The Ch′in (221-207 BC) and Han (206 BC-AD 220) dynasties represent a critical era in the history of Chinese calligraphy. On the one hand, diverse types of brushed and engraved ancient and large seal scripts were unified into a standard form known as small seal script. On the other hand, the process of abbreviating and adapting seal script to form clerical script (which had emerged previously in the Eastern Chou dynasty) was finalized, thereby creating the universal script type of the Han dynasty. In the trend towards abbreviation and brevity in writing, clerical script continued to evolve and eventually led to the forms of cursive, running, and standard script. Since changes in writing did not take place overnight, transitional styles and mixtures of script types appeared in the chaotic post-Han period. This transformation over the ages gradually led to the establishment of set brush strokes and character forms.
The Sui (581-618) and T′ang (618-907) dynasties represent another crucial period in Chinese calligraphy. Political unification brought calligraphic styles of the north and south together as methods of brushwork were formulated. Starting from this time, standard script would become the universal script type of the land. In the Sung dynasty (960-1279), the tradition of making engraved modelbook copies became popular as a way to preserve works of the ancient masters. Sung scholar-artists, however, were not satisfied with just following tradition, because they considered calligraphy also as a means of creativity and personal expression.
Yüan dynasty (1279-1368) revivalist calligraphers, in their pursuit of antiquity, developed classical Chin and T′ang traditions even further. At the same time, notions about artistic freedom and liberation from rules also gained momentum, becoming a main trend in Ming dynasty (1368-1644) calligraphy. Among the diverse manners of that period, semi-cursive script is noted in particular for an elegant freedom that contrasts with more conservative manners.
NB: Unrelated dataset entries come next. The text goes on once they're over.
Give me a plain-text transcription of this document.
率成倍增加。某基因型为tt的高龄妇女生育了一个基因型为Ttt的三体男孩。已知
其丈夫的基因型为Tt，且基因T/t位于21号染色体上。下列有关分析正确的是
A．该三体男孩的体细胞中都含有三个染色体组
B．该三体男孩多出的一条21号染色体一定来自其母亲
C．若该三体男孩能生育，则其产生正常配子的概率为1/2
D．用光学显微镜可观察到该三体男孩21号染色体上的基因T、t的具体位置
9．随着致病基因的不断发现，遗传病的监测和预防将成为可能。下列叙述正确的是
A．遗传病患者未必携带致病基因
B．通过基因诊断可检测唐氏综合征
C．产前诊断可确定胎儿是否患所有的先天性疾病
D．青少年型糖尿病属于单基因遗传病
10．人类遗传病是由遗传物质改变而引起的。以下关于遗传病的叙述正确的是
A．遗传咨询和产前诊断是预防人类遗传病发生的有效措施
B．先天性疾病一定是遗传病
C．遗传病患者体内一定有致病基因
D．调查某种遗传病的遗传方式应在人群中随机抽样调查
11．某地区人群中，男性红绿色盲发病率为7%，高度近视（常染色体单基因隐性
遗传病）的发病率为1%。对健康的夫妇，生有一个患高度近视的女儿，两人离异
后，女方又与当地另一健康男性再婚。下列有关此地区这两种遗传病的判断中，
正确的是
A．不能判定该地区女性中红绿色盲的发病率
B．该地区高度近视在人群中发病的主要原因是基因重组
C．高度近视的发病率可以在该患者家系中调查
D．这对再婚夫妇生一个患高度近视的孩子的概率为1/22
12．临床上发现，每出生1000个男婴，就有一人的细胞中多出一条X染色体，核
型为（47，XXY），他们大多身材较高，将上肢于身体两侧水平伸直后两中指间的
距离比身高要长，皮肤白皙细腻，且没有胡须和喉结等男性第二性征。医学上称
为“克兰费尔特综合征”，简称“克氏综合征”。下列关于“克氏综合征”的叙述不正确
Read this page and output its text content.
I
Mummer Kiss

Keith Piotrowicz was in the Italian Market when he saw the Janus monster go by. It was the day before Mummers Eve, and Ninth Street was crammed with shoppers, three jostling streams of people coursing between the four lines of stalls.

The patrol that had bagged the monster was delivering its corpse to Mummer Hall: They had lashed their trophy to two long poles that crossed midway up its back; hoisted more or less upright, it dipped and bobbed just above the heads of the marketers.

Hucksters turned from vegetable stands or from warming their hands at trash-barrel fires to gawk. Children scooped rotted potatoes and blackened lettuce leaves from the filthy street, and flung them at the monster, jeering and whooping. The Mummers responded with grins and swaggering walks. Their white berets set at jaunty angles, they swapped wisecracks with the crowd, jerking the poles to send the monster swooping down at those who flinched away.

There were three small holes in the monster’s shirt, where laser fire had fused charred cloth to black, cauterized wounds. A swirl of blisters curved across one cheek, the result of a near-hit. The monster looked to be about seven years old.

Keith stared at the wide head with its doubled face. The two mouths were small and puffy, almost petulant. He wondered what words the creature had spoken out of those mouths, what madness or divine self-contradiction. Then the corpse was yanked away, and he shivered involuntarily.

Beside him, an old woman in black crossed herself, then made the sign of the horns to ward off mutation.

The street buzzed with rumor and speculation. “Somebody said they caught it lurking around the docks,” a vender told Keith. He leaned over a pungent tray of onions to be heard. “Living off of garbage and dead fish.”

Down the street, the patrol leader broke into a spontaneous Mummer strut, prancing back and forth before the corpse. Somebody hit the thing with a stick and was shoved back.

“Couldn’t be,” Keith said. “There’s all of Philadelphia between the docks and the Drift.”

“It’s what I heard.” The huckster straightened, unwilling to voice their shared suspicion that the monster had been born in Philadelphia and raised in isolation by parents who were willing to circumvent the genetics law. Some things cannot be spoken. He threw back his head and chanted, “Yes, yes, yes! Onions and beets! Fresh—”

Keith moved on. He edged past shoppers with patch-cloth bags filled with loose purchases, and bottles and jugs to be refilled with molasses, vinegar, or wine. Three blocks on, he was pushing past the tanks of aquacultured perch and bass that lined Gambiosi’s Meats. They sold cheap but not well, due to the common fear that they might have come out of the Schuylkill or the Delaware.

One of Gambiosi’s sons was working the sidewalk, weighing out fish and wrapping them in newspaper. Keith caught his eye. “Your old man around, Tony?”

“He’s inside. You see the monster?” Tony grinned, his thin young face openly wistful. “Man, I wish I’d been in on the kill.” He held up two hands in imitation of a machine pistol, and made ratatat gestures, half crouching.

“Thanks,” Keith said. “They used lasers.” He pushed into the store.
Ming calligraphy thus stands out for the development of individual styles that extend beyond current trends.
Starting in the Ch′ing dynasty (1644-1911), scholars increasingly turned to works of seal and clerical script that were discovered from China’s ancient past. In their studies and adaptations of these authentic works, scholars created a school of calligraphy that complemented that of modelbook writings. Thus, they formed yet another link between past and present in their approach to tradition, which has been the source of much creativity and personal expression in Chinese calligraphy through the ages.